Millennials and corporate storytelling

Who are Millennials and why does it seem to be all about them?

The word ‘Millennials’ is used to identify the ‘young adults’ and, in particular, all those born between 1981 and 1995 (aged 21-35). Today they represent 24% of the global population, around a quarter, and definitely appear to be the most desirable, though elusive, target for brands.

These new adults have grown up side by side with modern technologies and it’s not rash to say they represent a sort of ‘bridge generation’ between the old and the new way the world communicates, having fully experienced both ages, before and after the web 2.0 revolution.

The We, More and Now generation

Millennials have some unique features compared to their parents: not only have they a strong social aptitude but they are also particularly interested in buying online, a sharing economy and healthy food habits.

Also called the Y generation (as opposed to their parents’ X generation), a recent Nielsen research has labelled Millennials as “the We, More and Now generation”. Basically this means they value both social and community concepts and they want better and more innovative products, instantly.

Sounds like an impossible challenge for brands?
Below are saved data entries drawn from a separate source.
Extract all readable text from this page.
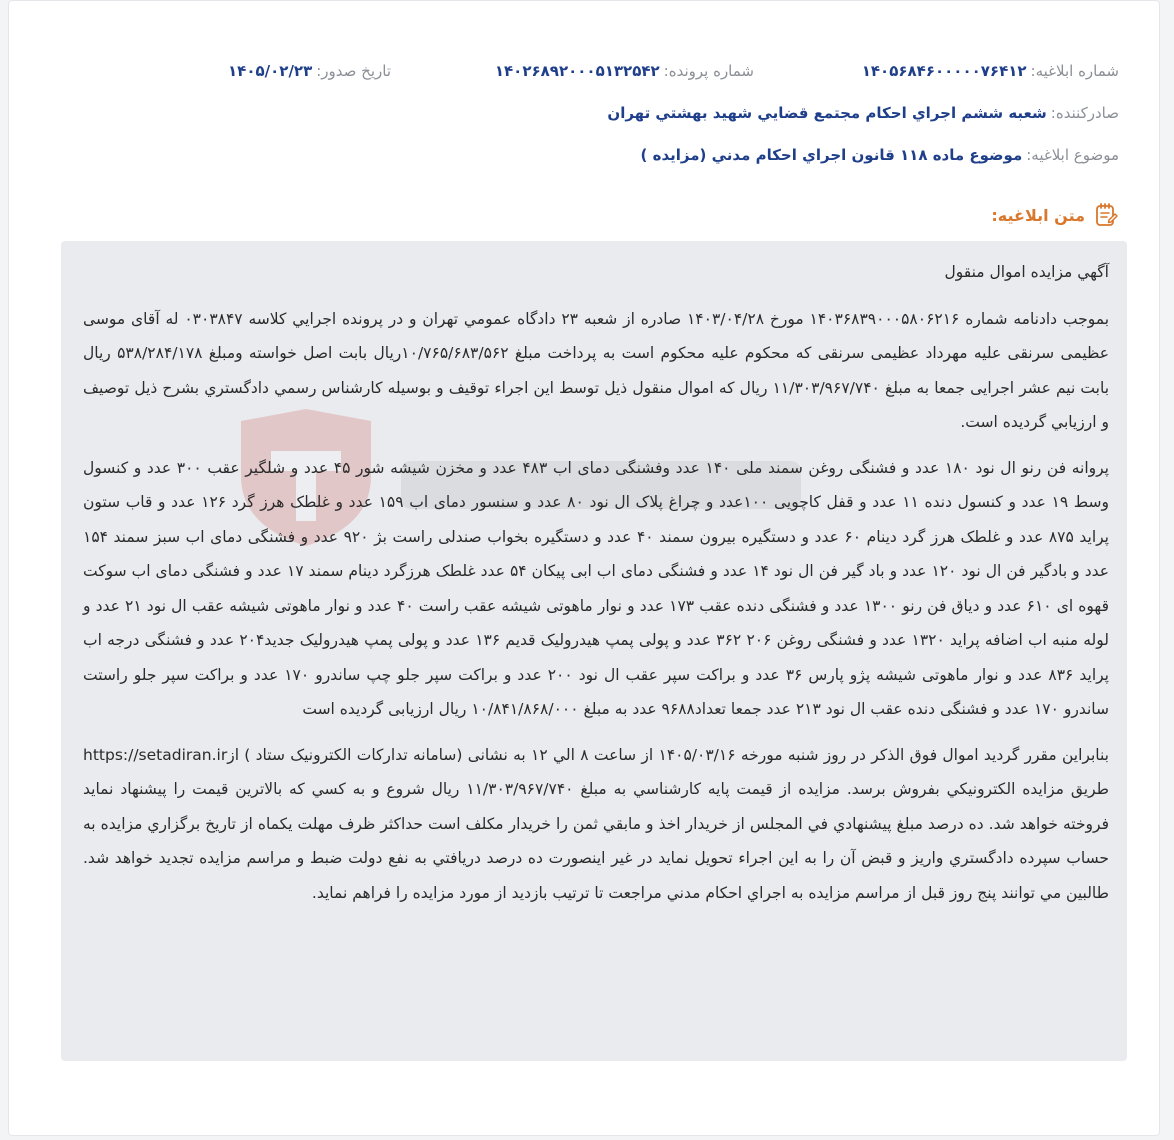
شماره ابلاغيه:
۱۴۰۵۶۸۴۶۰۰۰۰۰۷۶۴۱۲
شماره پرونده:
۱۴۰۲۶۸۹۲۰۰۰۵۱۳۲۵۴۲
تاريخ صدور:
۱۴۰۵/۰۲/۲۳
صادرکننده:
شعبه ششم اجراي احكام مجتمع قضايي شهيد بهشتي تهران
موضوع ابلاغيه:
موضوع ماده ۱۱۸ قانون اجراي احكام مدني (مزايده )
متن ابلاغيه:

آگهي مزايده اموال منقول

بموجب دادنامه شماره ۱۴۰۳۶۸۳۹۰۰۰۵۸۰۶۲۱۶ مورخ ۱۴۰۳/۰۴/۲۸ صادره از شعبه ۲۳ دادگاه عمومي تهران و در پرونده اجرايي كلاسه ۰۳۰۳۸۴۷ له آقای موسی عظیمی سرنقی علیه مهرداد عظیمی سرنقی که محکوم علیه محکوم است به پرداخت مبلغ ۱۰/۷۶۵/۶۸۳/۵۶۲ریال بابت اصل خواسته ومبلغ ۵۳۸/۲۸۴/۱۷۸ ریال بابت نیم عشر اجرایی جمعا به مبلغ ۱۱/۳۰۳/۹۶۷/۷۴۰ ریال كه اموال منقول ذيل توسط اين اجراء توقيف و بوسيله كارشناس رسمي دادگستري بشرح ذيل توصيف و ارزيابي گرديده است.

پروانه فن رنو ال نود ۱۸۰ عدد و فشنگی روغن سمند ملی ۱۴۰ عدد وفشنگی دمای اب ۴۸۳ عدد و مخزن شیشه شور ۴۵ عدد و شلگیر عقب ۳۰۰ عدد و کنسول وسط ۱۹ عدد و کنسول دنده ۱۱ عدد و قفل کاچویی ۱۰۰عدد و چراغ پلاک ال نود ۸۰ عدد و سنسور دمای اب ۱۵۹ عدد و غلطک هرز گرد ۱۲۶ عدد و قاب ستون پراید ۸۷۵ عدد و غلطک هرز گرد دینام ۶۰ عدد و دستگیره بیرون سمند ۴۰ عدد و دستگیره بخواب صندلی راست بژ ۹۲۰ عدد و فشنگی دمای اب سبز سمند ۱۵۴ عدد و بادگیر فن ال نود ۱۲۰ عدد و باد گیر فن ال نود ۱۴ عدد و فشنگی دمای اب ابی پیکان ۵۴ عدد غلطک هرزگرد دینام سمند ۱۷ عدد و فشنگی دمای اب سوکت قهوه ای ۶۱۰ عدد و دیاق فن رنو ۱۳۰۰ عدد و فشنگی دنده عقب ۱۷۳ عدد و نوار ماهوتی شیشه عقب راست ۴۰ عدد و نوار ماهوتی شیشه عقب ال نود ۲۱ عدد و لوله منبه اب اضافه پراید ۱۳۲۰ عدد و فشنگی روغن ۲۰۶ ۳۶۲ عدد و پولی پمپ هیدرولیک قدیم ۱۳۶ عدد و پولی پمپ هیدرولیک جدید۲۰۴ عدد و فشنگی درجه اب پراید ۸۳۶ عدد و نوار ماهوتی شیشه پژو پارس ۳۶ عدد و براکت سپر عقب ال نود ۲۰۰ عدد و براکت سپر جلو چپ ساندرو ۱۷۰ عدد و براکت سپر جلو راستت ساندرو ۱۷۰ عدد و فشنگی دنده عقب ال نود ۲۱۳ عدد جمعا تعداد۹۶۸۸ عدد به مبلغ ۱۰/۸۴۱/۸۶۸/۰۰۰ ریال ارزیابی گردیده است

بنابراين مقرر گرديد اموال فوق الذكر در روز شنبه مورخه ۱۴۰۵/۰۳/۱۶ از ساعت ۸ الي ۱۲ به نشانی (سامانه تدارکات الکترونیک ستاد ) ازhttps://setadiran.ir طريق مزايده الكترونيكي بفروش برسد. مزايده از قيمت پايه كارشناسي به مبلغ ۱۱/۳۰۳/۹۶۷/۷۴۰ ریال شروع و به كسي كه بالاترين قيمت را پيشنهاد نمايد فروخته خواهد شد. ده درصد مبلغ پيشنهادي في المجلس از خريدار اخذ و مابقي ثمن را خريدار مكلف است حداكثر ظرف مهلت يكماه از تاريخ برگزاري مزايده به حساب سپرده دادگستري واريز و قبض آن را به اين اجراء تحويل نمايد در غير اينصورت ده درصد دريافتي به نفع دولت ضبط و مراسم مزايده تجديد خواهد شد. طالبين مي توانند پنج روز قبل از مراسم مزايده به اجراي احكام مدني مراجعت تا ترتيب بازديد از مورد مزايده را فراهم نمايد.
Well, yes and no. It definitely means marketers need to aim for quality when communicating, instead of quantity. Millennials are more aware and critical consumers but they also are a more interactive and engaged audience and communicate through several different channels.

Y generation members love authenticity and appreciate brand storytelling (80% of them, according to the Nielsen study). These young customers have ethical ideals. Smart brands can utilise this as an opportunity to show off their own values and tell their story in an authentic and genuine way.
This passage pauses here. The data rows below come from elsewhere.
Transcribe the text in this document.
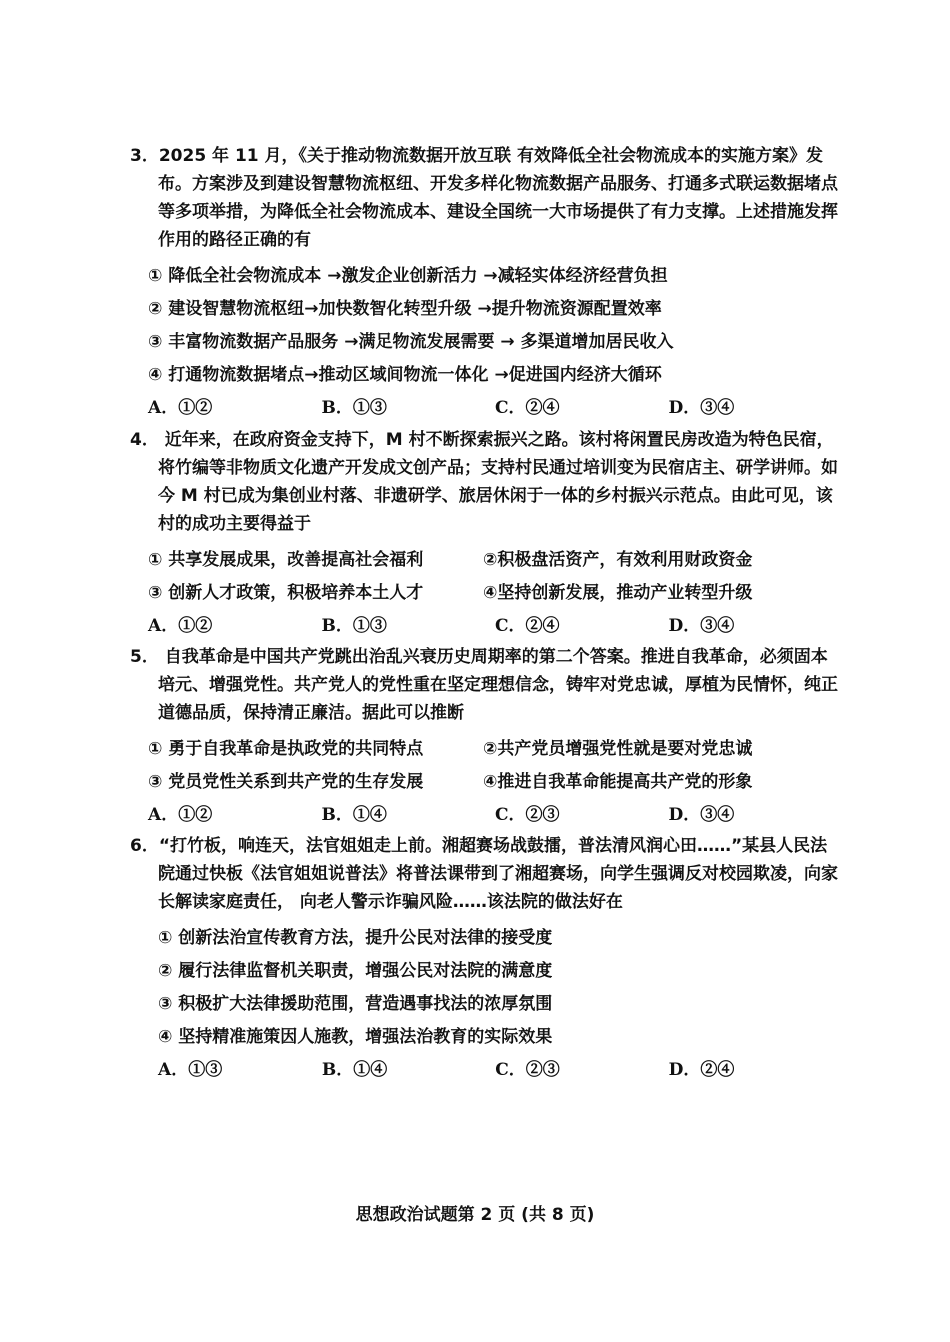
3．2025 年 11 月，《关于推动物流数据开放互联 有效降低全社会物流成本的实施方案》发布。方案涉及到建设智慧物流枢纽、开发多样化物流数据产品服务、打通多式联运数据堵点等多项举措，为降低全社会物流成本、建设全国统一大市场提供了有力支撑。上述措施发挥作用的路径正确的有

① 降低全社会物流成本 →激发企业创新活力 →减轻实体经济经营负担

② 建设智慧物流枢纽→加快数智化转型升级 →提升物流资源配置效率

③ 丰富物流数据产品服务 →满足物流发展需要 → 多渠道增加居民收入

④ 打通物流数据堵点→推动区域间物流一体化 →促进国内经济大循环

A．①②	B．①③	C．②④	D．③④

4． 近年来，在政府资金支持下，M 村不断探索振兴之路。该村将闲置民房改造为特色民宿，将竹编等非物质文化遗产开发成文创产品；支持村民通过培训变为民宿店主、研学讲师。如今 M 村已成为集创业村落、非遗研学、旅居休闲于一体的乡村振兴示范点。由此可见，该村的成功主要得益于

① 共享发展成果，改善提高社会福利	②积极盘活资产，有效利用财政资金
③ 创新人才政策，积极培养本土人才	④坚持创新发展，推动产业转型升级
A．①②	B．①③	C．②④	D．③④

5． 自我革命是中国共产党跳出治乱兴衰历史周期率的第二个答案。推进自我革命，必须固本培元、增强党性。共产党人的党性重在坚定理想信念，铸牢对党忠诚，厚植为民情怀，纯正道德品质，保持清正廉洁。据此可以推断

① 勇于自我革命是执政党的共同特点	②共产党员增强党性就是要对党忠诚
③ 党员党性关系到共产党的生存发展	④推进自我革命能提高共产党的形象
A．①②	B．①④	C．②③	D．③④

6．“打竹板，响连天，法官姐姐走上前。湘超赛场战鼓擂，普法清风润心田……”某县人民法院通过快板《法官姐姐说普法》将普法课带到了湘超赛场，向学生强调反对校园欺凌，向家长解读家庭责任， 向老人警示诈骗风险……该法院的做法好在

① 创新法治宣传教育方法，提升公民对法律的接受度

② 履行法律监督机关职责，增强公民对法院的满意度

③ 积极扩大法律援助范围，营造遇事找法的浓厚氛围

④ 坚持精准施策因人施教，增强法治教育的实际效果

A．①③	B．①④	C．②③	D．②④
思想政治试题第 2 页 (共 8 页)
Whether it is with a Snapchat picture, a tweet or an Instagram video, Millennials like brands that tell their story with transparency and involvement. This unveils their human side and gets them closer to the potentially lucrative Y generation.

Some examples of great storytellers

A great example of this comes from P&G’s “Thank you, Mom” campaign, carried out by the brand for many years and used at every Olympic games. Procter & Gamble presents itself as “proud sponsor of moms” in the campaign, leveraging a genuine human touch to find their way into our emotions.

Google, once again, gives us a further demonstration of how good marketing can be used to convey brand essence and values by simply leveraging people’s experiences. Big G created a viral video in 2013, called “Google Search: Reunion”, telling the story of two old childhood friends that finally met again thanks to the help of their grandchildren and Google’s search engine.

Last but not least, Ikea. Always a great storyteller, the Swedish brand has found a new way to get into its customers’ homes, thanks to an innovative app that uses VR to let you envision how its furniture pieces really look in your living room. Also, the app offers a variety of recipes, photo galleries and videos to inspire your creative moments.

And you don’t need the print catalogue anymore.

In conclusion…

Corporate storytelling is the most effective way to engage young customers. Millennials’ identities are social, in constant evolution and open to influence. Brands that tell good authentic stories about themselves will be able to trigger an emotional response and create an involvement that will ultimately drive the people’s choice.

Great rewards come to great stories!